Her smile turns sad for the first time, and I mentally kick my own ass for prying. “They were a little older when they adopted me, almost in their fifties, though you’d never know it because they were as active as the twenty-something parents. They both died when I was twenty.”

“Shit,” I huff out, “so you had no one?”

Her full-wattage smile returns. “No, Aunt Nancy had a daughter named Gianna.”

“So, your cousin?”

“Yes, we’re super close. She and Aunt Nancy actually lived only a few miles from me when we found each other, though Gia recently moved to New York.”

I feel the plane begin its descent, and Cara comes by to pick up our glasses and trash. Where the hell did the time go?

As soon as we land at DFW airport, Libby checks her phone. “It’s been so nice talking to you, Rocket Romero, but I have a connecting flight to catch from Terminal E in less than an hour.”

I laugh at her Rocket joke. “You’re not getting rid of me that easily, Libby. My flight leaves from E as well.”

Her smile is brilliant. “Okay, I’ve never had to switch terminals in this airport. What’s the fastest way there?”

“Stick with me, Lib. We’ll take the Sky Tram.”

We walk swiftly down the concourse, and I notice her long legs have no trouble keeping up with mine, even though she’s around six inches shorter than me. “I didn’t realize you had a connecting flight. I just assumed by your accent that you live in Texas.”

“I used to,” she says, but doesn’t expound on that.

Libby checks her phone again. “I’m at gate thirty-three. Where are you?”

My heart thumps in my chest. I can’t believe this. “I’m at thirty-three as well.”

Her eyebrows lift in surprise. “Oh, you’re going to Northwest Florida Beaches International?”

I’m as surprised as she is. NFBIA isn’t a huge airport like Miami or Orlando, mostly serving the Panama City area.

“That’s exactly where I’m going. Do you live in Panama City?”

She hesitates, and I mentally kick myself. Of course she wouldn’t tell a virtual stranger where she lives, doofus.

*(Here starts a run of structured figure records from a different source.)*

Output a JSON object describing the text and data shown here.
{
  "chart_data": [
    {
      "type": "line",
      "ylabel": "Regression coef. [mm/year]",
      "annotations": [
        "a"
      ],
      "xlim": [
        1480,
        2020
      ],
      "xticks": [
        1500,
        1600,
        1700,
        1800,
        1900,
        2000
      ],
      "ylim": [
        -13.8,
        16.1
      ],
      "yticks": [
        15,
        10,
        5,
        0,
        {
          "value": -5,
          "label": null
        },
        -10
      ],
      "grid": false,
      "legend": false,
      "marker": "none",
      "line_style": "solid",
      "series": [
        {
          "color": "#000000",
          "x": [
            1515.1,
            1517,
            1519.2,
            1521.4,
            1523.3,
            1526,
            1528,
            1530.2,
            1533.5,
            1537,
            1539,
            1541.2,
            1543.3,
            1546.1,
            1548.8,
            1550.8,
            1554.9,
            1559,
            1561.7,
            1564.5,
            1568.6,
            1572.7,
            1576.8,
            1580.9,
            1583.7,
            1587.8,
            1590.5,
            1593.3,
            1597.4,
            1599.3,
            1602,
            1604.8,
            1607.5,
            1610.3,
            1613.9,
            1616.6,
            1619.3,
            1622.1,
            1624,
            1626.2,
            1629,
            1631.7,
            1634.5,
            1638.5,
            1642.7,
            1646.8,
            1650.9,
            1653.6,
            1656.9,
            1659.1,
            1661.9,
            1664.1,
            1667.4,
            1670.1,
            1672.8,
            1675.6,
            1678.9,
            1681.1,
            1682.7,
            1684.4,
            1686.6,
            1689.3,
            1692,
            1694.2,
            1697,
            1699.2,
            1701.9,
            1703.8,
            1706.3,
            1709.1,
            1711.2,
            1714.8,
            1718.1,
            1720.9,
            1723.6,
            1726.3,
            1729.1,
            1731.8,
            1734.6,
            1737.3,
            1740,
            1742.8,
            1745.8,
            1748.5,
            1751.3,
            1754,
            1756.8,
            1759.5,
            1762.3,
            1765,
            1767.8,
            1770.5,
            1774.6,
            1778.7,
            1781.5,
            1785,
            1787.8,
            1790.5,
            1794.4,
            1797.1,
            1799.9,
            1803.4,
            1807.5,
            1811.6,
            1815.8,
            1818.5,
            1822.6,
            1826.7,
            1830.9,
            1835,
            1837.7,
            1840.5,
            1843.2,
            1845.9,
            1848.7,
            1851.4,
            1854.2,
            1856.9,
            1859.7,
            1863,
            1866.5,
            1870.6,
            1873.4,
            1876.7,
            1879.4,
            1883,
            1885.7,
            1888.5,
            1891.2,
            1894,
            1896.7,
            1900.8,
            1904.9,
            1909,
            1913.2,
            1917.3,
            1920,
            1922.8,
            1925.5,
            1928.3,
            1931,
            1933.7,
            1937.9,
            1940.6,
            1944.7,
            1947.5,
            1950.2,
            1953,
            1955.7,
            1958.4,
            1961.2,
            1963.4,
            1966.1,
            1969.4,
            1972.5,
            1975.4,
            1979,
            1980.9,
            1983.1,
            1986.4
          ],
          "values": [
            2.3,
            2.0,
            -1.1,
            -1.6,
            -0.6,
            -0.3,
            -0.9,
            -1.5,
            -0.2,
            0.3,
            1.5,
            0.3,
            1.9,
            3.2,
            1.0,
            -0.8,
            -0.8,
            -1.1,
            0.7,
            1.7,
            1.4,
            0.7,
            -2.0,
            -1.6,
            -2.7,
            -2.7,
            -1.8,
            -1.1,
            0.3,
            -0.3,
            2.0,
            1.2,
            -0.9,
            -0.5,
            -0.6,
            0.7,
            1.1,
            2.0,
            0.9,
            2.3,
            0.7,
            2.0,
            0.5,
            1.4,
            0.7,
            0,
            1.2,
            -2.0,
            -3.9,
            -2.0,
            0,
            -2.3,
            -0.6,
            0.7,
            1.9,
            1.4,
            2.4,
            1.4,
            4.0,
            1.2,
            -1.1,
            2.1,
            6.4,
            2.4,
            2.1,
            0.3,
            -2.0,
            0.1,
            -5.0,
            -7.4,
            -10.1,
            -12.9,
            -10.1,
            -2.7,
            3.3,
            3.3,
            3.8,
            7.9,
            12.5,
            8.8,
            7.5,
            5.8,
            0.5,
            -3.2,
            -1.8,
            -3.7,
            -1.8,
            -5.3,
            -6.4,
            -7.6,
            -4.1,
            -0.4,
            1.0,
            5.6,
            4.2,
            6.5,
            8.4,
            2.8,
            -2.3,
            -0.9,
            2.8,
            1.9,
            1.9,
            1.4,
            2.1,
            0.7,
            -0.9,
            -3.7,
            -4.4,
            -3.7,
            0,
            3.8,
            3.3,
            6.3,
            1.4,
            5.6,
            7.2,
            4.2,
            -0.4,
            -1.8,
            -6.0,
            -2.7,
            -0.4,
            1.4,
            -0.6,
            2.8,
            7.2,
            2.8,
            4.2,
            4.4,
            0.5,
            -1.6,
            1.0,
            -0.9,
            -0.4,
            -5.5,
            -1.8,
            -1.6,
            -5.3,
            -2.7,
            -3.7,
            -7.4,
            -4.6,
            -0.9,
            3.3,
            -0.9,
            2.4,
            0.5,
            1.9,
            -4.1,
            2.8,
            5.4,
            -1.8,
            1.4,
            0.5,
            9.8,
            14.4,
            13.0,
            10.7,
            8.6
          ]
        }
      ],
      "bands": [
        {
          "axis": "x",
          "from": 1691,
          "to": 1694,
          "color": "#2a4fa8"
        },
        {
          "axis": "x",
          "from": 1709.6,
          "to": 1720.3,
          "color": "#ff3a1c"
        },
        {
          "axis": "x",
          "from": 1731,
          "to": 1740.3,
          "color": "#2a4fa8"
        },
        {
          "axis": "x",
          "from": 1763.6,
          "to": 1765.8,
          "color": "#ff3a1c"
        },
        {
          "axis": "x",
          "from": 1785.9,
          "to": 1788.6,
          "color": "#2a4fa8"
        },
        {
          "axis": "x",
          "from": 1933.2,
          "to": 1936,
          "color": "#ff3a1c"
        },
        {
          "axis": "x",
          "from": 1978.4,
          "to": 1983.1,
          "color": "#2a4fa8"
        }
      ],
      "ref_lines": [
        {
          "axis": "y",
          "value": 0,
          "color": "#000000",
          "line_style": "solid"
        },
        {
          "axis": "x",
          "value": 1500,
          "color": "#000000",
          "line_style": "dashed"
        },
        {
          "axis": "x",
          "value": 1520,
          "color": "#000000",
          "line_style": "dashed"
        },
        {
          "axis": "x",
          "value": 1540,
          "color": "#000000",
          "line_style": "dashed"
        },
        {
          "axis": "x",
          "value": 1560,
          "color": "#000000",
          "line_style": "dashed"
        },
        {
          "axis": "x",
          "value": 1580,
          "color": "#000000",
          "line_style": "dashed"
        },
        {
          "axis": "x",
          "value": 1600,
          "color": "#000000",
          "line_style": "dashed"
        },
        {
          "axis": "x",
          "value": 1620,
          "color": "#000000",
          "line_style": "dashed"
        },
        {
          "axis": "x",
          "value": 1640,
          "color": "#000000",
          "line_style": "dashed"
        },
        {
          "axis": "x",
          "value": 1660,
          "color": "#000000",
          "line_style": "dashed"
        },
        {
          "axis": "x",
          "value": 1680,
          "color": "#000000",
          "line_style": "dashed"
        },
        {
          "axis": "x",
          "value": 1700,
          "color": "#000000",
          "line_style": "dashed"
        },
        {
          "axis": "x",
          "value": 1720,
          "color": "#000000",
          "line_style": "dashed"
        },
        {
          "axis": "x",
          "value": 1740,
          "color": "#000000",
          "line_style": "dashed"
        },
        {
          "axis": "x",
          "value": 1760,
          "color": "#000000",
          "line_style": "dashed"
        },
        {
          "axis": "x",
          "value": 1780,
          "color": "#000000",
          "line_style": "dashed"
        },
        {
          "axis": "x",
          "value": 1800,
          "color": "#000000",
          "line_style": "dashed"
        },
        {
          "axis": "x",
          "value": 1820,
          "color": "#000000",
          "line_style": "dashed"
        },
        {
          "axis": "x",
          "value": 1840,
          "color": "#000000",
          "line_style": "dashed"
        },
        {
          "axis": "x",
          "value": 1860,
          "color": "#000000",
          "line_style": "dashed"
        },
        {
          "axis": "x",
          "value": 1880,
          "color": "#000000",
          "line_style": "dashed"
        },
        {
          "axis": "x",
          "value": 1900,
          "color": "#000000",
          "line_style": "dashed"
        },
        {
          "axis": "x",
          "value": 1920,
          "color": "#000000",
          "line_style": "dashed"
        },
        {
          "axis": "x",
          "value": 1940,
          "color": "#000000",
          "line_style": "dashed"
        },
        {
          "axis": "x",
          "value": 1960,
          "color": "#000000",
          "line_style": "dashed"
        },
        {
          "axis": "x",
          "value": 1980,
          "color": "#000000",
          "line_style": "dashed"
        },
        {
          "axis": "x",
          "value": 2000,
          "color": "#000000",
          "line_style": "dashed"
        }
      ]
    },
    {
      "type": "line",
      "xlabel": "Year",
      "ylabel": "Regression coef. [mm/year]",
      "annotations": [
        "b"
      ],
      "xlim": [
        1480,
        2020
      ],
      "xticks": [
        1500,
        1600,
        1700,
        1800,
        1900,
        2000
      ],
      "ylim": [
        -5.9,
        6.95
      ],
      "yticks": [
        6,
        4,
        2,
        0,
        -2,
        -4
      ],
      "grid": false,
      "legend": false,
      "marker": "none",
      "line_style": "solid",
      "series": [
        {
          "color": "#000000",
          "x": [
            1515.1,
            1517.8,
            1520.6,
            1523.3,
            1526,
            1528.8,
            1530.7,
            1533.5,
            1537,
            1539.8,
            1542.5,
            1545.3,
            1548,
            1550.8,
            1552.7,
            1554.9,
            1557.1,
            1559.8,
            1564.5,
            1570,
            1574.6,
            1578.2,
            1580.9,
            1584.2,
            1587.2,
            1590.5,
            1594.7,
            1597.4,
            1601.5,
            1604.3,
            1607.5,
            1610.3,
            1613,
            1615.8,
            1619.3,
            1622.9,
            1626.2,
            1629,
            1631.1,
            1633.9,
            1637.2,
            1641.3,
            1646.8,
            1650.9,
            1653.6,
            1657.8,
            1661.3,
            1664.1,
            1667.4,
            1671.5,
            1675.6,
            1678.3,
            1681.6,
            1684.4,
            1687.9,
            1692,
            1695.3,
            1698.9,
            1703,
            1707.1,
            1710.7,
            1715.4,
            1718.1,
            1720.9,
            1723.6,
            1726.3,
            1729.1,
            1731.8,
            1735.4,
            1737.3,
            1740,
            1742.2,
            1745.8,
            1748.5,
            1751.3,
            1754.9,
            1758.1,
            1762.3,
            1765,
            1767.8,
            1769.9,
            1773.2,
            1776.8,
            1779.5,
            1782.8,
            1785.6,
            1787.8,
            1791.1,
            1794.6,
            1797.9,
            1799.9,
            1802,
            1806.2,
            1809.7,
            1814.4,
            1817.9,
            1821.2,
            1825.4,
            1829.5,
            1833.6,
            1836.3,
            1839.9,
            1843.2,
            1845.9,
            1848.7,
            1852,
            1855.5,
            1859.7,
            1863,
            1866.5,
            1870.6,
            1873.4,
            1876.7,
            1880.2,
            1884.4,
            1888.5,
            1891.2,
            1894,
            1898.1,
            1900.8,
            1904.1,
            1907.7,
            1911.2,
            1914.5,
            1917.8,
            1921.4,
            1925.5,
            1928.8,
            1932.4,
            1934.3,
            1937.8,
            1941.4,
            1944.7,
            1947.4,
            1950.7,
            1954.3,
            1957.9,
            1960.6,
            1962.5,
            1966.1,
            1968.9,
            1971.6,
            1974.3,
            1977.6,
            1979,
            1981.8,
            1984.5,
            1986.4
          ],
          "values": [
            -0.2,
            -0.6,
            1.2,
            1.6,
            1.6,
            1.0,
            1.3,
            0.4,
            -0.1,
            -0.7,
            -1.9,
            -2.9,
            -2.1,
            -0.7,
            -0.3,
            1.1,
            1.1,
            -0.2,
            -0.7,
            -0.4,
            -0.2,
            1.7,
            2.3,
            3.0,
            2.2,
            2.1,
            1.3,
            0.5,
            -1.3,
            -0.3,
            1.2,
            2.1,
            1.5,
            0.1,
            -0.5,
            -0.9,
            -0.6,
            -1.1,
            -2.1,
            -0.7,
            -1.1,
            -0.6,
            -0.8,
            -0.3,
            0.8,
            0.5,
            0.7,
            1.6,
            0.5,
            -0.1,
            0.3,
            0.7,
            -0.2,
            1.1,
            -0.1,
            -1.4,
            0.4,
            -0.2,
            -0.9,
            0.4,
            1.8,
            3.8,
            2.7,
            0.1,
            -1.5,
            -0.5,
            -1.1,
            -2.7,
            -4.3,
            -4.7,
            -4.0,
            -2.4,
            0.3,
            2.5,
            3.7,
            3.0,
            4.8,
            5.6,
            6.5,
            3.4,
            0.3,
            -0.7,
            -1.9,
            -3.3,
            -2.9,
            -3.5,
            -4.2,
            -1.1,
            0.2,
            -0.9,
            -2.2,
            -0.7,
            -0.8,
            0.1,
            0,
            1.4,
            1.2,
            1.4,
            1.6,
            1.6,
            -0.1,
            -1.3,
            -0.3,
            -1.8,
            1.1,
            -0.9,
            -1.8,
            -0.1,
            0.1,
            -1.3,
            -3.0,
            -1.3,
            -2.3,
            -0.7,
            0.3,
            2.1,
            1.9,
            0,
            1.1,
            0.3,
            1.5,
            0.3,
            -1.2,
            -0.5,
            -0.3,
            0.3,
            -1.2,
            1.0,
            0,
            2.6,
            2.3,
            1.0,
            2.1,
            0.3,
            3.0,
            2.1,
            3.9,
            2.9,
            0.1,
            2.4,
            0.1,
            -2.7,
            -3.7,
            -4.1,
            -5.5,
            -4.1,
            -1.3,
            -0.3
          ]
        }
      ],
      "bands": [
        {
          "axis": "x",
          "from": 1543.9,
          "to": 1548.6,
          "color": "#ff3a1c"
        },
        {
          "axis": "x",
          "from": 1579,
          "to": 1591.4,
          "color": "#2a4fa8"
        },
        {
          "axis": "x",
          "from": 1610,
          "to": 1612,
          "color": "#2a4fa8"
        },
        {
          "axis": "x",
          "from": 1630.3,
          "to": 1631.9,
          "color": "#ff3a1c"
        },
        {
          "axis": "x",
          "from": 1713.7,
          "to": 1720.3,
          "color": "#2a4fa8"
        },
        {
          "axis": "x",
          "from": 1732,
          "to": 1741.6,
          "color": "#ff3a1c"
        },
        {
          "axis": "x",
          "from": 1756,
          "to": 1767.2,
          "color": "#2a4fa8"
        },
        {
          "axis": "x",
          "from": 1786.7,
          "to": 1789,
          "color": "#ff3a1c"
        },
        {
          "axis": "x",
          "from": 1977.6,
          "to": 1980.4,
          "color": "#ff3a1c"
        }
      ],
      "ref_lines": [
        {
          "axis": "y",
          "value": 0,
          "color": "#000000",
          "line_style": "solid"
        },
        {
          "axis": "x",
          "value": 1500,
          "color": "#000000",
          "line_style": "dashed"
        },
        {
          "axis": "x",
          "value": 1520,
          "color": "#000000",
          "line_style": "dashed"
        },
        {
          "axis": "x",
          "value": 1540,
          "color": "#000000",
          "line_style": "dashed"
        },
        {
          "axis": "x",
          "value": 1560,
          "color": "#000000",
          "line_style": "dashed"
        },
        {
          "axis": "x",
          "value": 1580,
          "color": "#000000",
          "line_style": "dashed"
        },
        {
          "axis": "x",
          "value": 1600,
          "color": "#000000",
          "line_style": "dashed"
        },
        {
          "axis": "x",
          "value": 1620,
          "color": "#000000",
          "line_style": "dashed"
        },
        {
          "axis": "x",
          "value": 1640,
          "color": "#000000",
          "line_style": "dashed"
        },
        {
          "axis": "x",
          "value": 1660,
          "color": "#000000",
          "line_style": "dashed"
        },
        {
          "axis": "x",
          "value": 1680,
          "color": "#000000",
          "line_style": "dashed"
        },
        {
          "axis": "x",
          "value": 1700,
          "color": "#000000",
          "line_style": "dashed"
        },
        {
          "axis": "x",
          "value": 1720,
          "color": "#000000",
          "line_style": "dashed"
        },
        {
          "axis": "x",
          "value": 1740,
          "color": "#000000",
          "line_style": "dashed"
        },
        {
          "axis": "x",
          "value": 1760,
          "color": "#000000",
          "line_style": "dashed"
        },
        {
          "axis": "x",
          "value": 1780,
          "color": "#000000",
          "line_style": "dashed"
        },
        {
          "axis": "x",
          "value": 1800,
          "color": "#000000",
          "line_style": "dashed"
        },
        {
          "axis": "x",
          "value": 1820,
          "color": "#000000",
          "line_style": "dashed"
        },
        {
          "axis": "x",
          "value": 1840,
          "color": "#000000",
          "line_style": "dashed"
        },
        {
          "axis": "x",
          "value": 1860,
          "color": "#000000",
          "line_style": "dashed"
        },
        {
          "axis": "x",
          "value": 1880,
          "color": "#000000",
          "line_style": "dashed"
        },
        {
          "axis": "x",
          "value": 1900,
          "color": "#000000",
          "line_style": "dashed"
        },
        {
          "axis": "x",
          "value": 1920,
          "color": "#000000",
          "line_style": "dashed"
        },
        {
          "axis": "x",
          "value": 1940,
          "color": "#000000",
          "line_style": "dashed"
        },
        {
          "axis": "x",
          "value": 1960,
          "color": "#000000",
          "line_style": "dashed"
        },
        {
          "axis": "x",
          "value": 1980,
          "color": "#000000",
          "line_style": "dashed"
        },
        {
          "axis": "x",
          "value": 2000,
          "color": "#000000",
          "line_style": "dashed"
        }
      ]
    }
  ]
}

She’s smarter than that.

“Sorry, that was rude of me to ask. You don’t have to answer.”

Libby shakes her head. “No, it’s okay. It’s just… complicated. I’m in the process of moving.”

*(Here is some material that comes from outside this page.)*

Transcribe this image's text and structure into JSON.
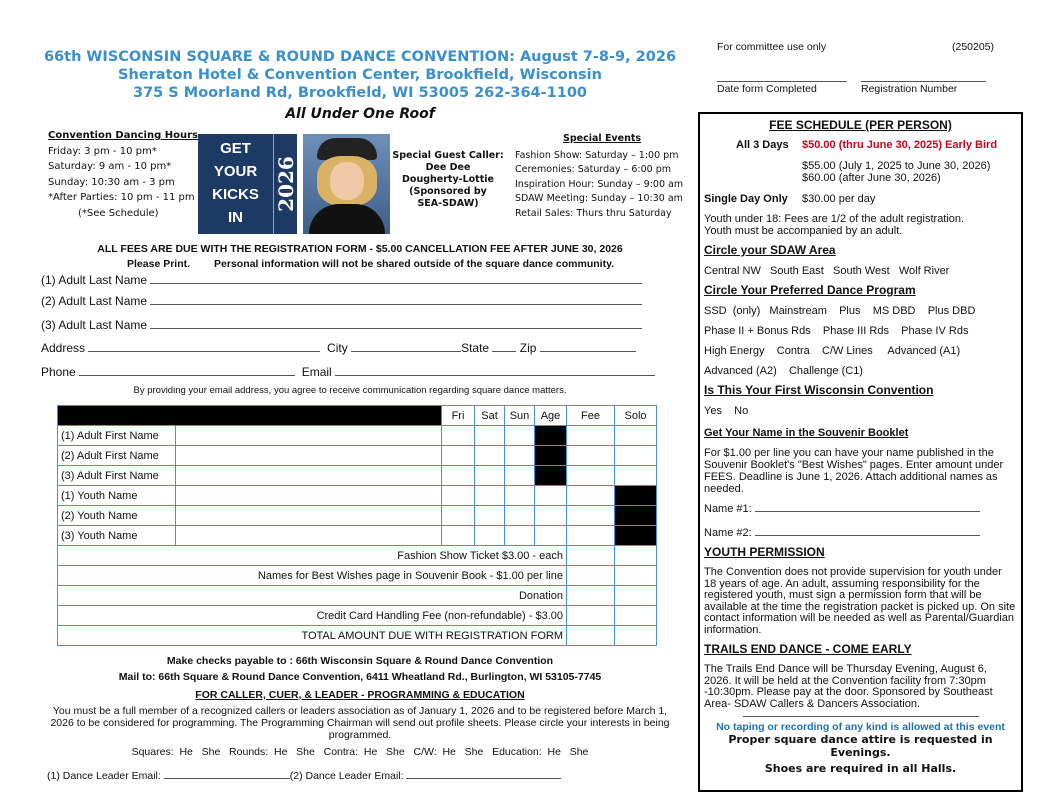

“Oh, gotcha.” We start walking again and finally reach our gate. The sign over the counter informs us that boarding will begin in eleven minutes. “We made it,” I say, finding two chairs beside each other, and we sit.

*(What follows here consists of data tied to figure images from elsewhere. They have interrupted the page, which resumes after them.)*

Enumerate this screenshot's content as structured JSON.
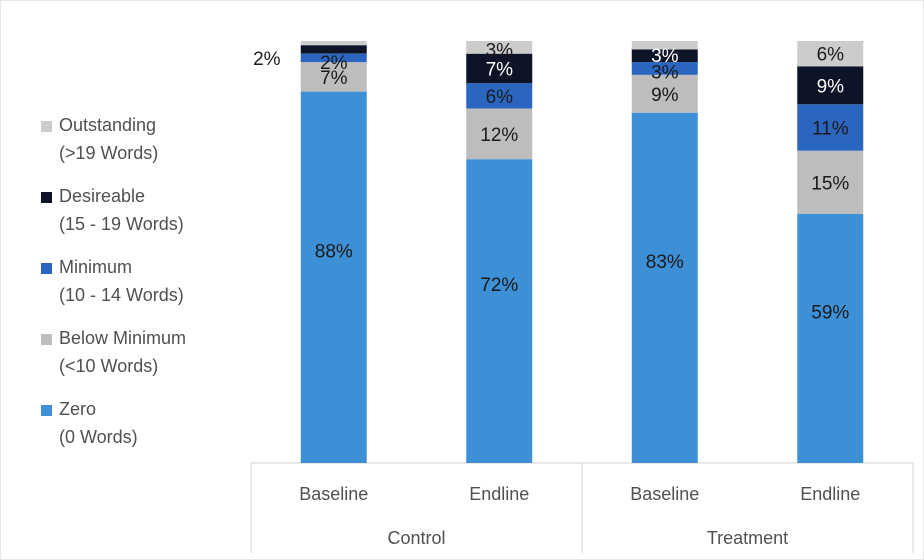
{
  "chart_data": {
    "type": "bar",
    "stacked": true,
    "title": "",
    "xlabel": "",
    "ylabel": "",
    "ylim": [
      0,
      100
    ],
    "categories": [
      "Baseline",
      "Endline",
      "Baseline",
      "Endline"
    ],
    "groups": [
      {
        "label": "Control",
        "span": [
          0,
          1
        ]
      },
      {
        "label": "Treatment",
        "span": [
          2,
          3
        ]
      }
    ],
    "series": [
      {
        "name": "Zero",
        "name_line2": "(0 Words)",
        "color": "#3d8fd6",
        "values": [
          88,
          72,
          83,
          59
        ],
        "labels": [
          "88%",
          "72%",
          "83%",
          "59%"
        ]
      },
      {
        "name": "Below Minimum",
        "name_line2": "(<10 Words)",
        "color": "#bdbdbd",
        "values": [
          7,
          12,
          9,
          15
        ],
        "labels": [
          "7%",
          "12%",
          "9%",
          "15%"
        ]
      },
      {
        "name": "Minimum",
        "name_line2": "(10 - 14 Words)",
        "color": "#2a66bf",
        "values": [
          2,
          6,
          3,
          11
        ],
        "labels": [
          "2%",
          "6%",
          "3%",
          "11%"
        ]
      },
      {
        "name": "Desireable",
        "name_line2": "(15 - 19 Words)",
        "color": "#0e1428",
        "values": [
          2,
          7,
          3,
          9
        ],
        "labels": [
          "2%",
          "7%",
          "3%",
          "9%"
        ]
      },
      {
        "name": "Outstanding",
        "name_line2": "(>19 Words)",
        "color": "#cccccc",
        "values": [
          1,
          3,
          2,
          6
        ],
        "labels": [
          "",
          "3%",
          "",
          "6%"
        ]
      }
    ],
    "legend_position": "left",
    "legend_order": [
      "Outstanding",
      "Desireable",
      "Minimum",
      "Below Minimum",
      "Zero"
    ],
    "grid": false
  }
}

My phone pings, and I check it to find a text from Lucinda, my girlfriend.

Lucinda: I signed you up for this. I think it will really help you.

There’s a link attached, and I click on it and begin reading. Before I reach the bottom, I scroll back to the top and start again because I absolutely can’t believe what I’m seeing.

“She has got to be fucking kidding me,” I mutter, and Libby looks at me with concern.

“Is everything okay?”

“No, it’s not. My girlfriend has signed me up for… something. I don’t even know what the fuck this is. It’s the most bizarre thing I’ve ever heard of.”

“Like the Pickle of the Month Club? Because a friend of mine bought me a subscription for that once, and I actually enjoyed it.”

My laughter breaks free and soothes a little bit of the anger that’s boiling in my veins. “No, not the Pickle of the Month Club. I would like that a lot better than this bullshit. It’s called the…”

I look down to see the name again and shake my head in disgust. “The Book Boyfriend Builders. Isn’t that the most ridiculous thing you’ve ever heard?”